Les deux premiers épisodes de [REC] avaient aux commandes le duo Paco Plaza/Jaume Balagueró : 2012 voit les deux compères s’atteler chacun de leur côté à une suite. Le ton, semble-t-il, sera radicalement différent entre les deux films. Peut-être Balagueró va-t-il faire suite au style horrifique radical des deux premiers épisodes. Paco Plaza, quant à lui, choisit une voie inattendue, entre la comédie gore et le récit plus lyrique. Un film surprenant, pétri de références multiples, et peut-être un peu plus que ça.
La surprise est d’autant plus importante si l’on considère la progression de la saga [REC] : le [premier épisode était un train fantôme hystérique, relativement justifié – pourvu qu’on soit un peu indulgent – dans son utilisation de la caméra à l’épaule. Pour tous ses défauts, le film faisait tout de même montre d’une réelle cohérence scénaristique, qui fit défaut à sa suite, [REC] 2. Maladroit, le film tentait de jongler avec les points de vue formels, de développer plusieurs approches de la caméra à l’épaule, sans vraiment convaincre. Idem pour la tentative d’introduire le surnaturel démoniaque dans ce qui, à toutes fins utiles, était fondamentalement une histoire de zombie : le film, trop éparpillé, paraissait très artificiel.
C’est pourtant cette approche thématique qui est maintenue avec [REC] 3, qui place son intrigue au sein d’un mariage que la « contagion démoniaque » va transformer en temple de l’horreur. Pour le reste, foin de la saga : dans la bouche du cameraman professionnel venu filmer l’événement, « la caméra à l’épaule, c’est d’la merde ! » Et le film de se débarrasser rapidement de cette option esthétique, devenue un handicap formel réel dans la saga. Avec la même désinvolture, Paco Plaza laisse de côté l’hystérie et le sérieux mortel qui, jusque là, était le lot de [REC] : le non-sens fait ainsi une entrée fracassante à l’écran, qui indique très rapidement les références majeures du réalisateur, le Peter Jackson de l’époque de ses meilleurs films, Bad Taste et surtout BrainDead et le Sam Raimi, tendance Evil Dead ou [Jusqu’en enfer. En somme, les grands artisans de l’horreur burlesque.

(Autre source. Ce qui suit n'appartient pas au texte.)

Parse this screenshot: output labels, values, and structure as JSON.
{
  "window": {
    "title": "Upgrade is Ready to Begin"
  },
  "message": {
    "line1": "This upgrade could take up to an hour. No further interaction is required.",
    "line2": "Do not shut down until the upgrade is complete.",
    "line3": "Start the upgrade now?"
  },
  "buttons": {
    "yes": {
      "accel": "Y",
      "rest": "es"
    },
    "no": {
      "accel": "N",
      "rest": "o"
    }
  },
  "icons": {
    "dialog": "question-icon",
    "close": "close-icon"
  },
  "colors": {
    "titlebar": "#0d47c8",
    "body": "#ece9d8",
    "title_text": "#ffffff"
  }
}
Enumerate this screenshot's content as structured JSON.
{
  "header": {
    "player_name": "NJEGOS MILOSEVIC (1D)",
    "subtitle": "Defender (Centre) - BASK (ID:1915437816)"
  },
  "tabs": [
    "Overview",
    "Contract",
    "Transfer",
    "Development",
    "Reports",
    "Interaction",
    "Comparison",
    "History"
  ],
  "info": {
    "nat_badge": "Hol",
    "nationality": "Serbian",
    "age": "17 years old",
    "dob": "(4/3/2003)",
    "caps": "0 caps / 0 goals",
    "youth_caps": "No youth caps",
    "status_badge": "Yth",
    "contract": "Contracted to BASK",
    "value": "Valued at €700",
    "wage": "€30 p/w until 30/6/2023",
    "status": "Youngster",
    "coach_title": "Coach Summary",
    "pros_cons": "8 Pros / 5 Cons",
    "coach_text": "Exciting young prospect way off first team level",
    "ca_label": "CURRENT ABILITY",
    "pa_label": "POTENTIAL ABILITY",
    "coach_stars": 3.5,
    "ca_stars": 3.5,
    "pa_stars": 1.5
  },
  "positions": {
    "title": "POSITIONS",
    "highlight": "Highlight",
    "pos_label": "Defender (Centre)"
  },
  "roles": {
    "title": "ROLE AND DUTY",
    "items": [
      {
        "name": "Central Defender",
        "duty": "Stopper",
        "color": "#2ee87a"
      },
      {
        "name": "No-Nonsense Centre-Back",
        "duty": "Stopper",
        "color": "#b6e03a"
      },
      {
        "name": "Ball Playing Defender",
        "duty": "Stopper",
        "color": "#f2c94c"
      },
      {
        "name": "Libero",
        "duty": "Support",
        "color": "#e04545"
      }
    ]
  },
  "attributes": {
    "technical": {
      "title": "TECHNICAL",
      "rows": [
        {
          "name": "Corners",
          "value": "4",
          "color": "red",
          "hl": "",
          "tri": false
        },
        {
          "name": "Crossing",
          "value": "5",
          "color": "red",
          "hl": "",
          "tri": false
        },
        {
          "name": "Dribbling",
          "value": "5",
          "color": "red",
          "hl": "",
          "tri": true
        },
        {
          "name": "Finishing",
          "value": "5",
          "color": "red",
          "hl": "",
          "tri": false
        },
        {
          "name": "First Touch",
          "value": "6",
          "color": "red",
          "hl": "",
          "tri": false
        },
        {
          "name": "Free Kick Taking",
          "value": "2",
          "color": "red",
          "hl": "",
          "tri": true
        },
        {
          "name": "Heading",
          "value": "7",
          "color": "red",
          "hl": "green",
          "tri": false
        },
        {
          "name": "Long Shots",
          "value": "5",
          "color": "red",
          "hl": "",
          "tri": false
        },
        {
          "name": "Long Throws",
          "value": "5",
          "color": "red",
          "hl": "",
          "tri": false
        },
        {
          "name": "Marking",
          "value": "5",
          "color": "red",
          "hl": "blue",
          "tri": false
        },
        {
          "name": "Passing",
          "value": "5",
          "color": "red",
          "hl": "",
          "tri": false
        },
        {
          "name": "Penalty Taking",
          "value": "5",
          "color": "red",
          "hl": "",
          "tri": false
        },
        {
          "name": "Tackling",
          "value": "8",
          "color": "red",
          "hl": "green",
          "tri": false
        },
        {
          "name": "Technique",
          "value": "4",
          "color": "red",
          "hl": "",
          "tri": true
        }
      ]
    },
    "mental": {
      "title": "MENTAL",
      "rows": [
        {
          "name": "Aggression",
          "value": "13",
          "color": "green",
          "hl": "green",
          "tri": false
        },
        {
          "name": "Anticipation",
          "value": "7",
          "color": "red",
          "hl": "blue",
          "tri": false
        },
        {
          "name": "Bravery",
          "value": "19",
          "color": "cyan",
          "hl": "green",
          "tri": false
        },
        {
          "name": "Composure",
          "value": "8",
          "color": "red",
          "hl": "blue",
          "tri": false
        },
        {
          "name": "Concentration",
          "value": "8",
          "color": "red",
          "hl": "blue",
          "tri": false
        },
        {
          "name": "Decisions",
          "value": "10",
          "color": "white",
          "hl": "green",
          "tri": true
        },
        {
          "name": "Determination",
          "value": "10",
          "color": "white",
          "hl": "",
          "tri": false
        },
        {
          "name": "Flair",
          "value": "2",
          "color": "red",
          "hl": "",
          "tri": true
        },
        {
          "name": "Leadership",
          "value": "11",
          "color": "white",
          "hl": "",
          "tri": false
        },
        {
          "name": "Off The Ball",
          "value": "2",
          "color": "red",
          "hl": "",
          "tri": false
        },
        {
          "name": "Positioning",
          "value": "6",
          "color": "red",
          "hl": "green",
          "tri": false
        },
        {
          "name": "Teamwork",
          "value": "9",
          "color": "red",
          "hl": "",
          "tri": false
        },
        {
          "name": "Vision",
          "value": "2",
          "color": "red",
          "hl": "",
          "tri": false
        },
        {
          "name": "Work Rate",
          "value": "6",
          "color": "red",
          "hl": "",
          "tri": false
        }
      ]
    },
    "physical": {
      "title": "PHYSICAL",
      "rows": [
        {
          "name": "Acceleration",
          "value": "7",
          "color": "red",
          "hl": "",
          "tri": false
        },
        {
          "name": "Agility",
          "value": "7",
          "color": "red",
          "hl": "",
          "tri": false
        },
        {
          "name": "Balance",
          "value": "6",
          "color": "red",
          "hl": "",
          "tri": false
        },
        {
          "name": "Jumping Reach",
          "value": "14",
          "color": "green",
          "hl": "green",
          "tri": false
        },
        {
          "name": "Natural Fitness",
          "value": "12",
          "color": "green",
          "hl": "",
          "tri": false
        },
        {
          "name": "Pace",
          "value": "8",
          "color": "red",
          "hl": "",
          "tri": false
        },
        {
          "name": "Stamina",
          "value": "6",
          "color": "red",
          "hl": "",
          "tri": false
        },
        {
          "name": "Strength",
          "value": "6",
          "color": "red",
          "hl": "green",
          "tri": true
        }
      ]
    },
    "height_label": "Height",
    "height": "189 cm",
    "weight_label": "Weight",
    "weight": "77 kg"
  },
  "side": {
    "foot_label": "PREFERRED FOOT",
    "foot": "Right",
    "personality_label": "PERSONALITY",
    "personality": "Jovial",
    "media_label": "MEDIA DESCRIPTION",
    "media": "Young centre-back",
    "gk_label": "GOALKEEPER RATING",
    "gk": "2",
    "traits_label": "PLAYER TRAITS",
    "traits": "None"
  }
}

Ce choix ne laisse évidemment pas d’étonner qui est venu suivre la suite de la saga horrifique. Une telle rupture de ton laisse le spectateur circonspect, d’autant que le film reste par ailleurs fidèle au jeu de massacre progressif instauré par le premier épisode. Stylistiquement beaucoup plus fluide, la progression narrative permet à Paco Plaza d’intégrer des citations explicites : la tronçonneuse de la saga Evil Dead, la tondeuse, certes miniaturisée, de BrainDead. Mais, le réalisateur ne se contente pas non plus d’aligner les gags, les références, dans une explosion de burlesque incontrôlé. Il parvient progressivement à réduire l’hétérogénéité entre le comique et l’horreur, alors que la dynamique narrative de son film se révèle.
À mesure que progresse le récit, ainsi, Paco Plaza le mène subrepticement vers une thématique que le spectateur n’entrevoit pas, qui finit par dépasser le cadre de l’aspect cartoon qu’il s’est imposé. C’est alors que Plaza se tourne vers une troisième référence, une autre thématique naturellement corollaire de l’horreur, dont nous laisserons découvrir la teneur aux spectateurs, et qui est bien éloignée de celles adoptée auparavant – une thématique plus noble, disons, et qui a l’avantage de tirer à la fois le film et la saga vers le haut, lui donnant une dignité que son traitement horrifico-hystérique lui refusait jusqu’alors.
Certes, Paco Plaza évolue toujours dans le domaine codifié de la référence aux canons du genre. Mais, ce faisant, il fait montre d’un savoir-faire certain qui lui permet de transcender le fouillis de ses citations pour donner une cohérence véritable à son film, une cohérence qui en fait peut-être le meilleur épisode à ce jour.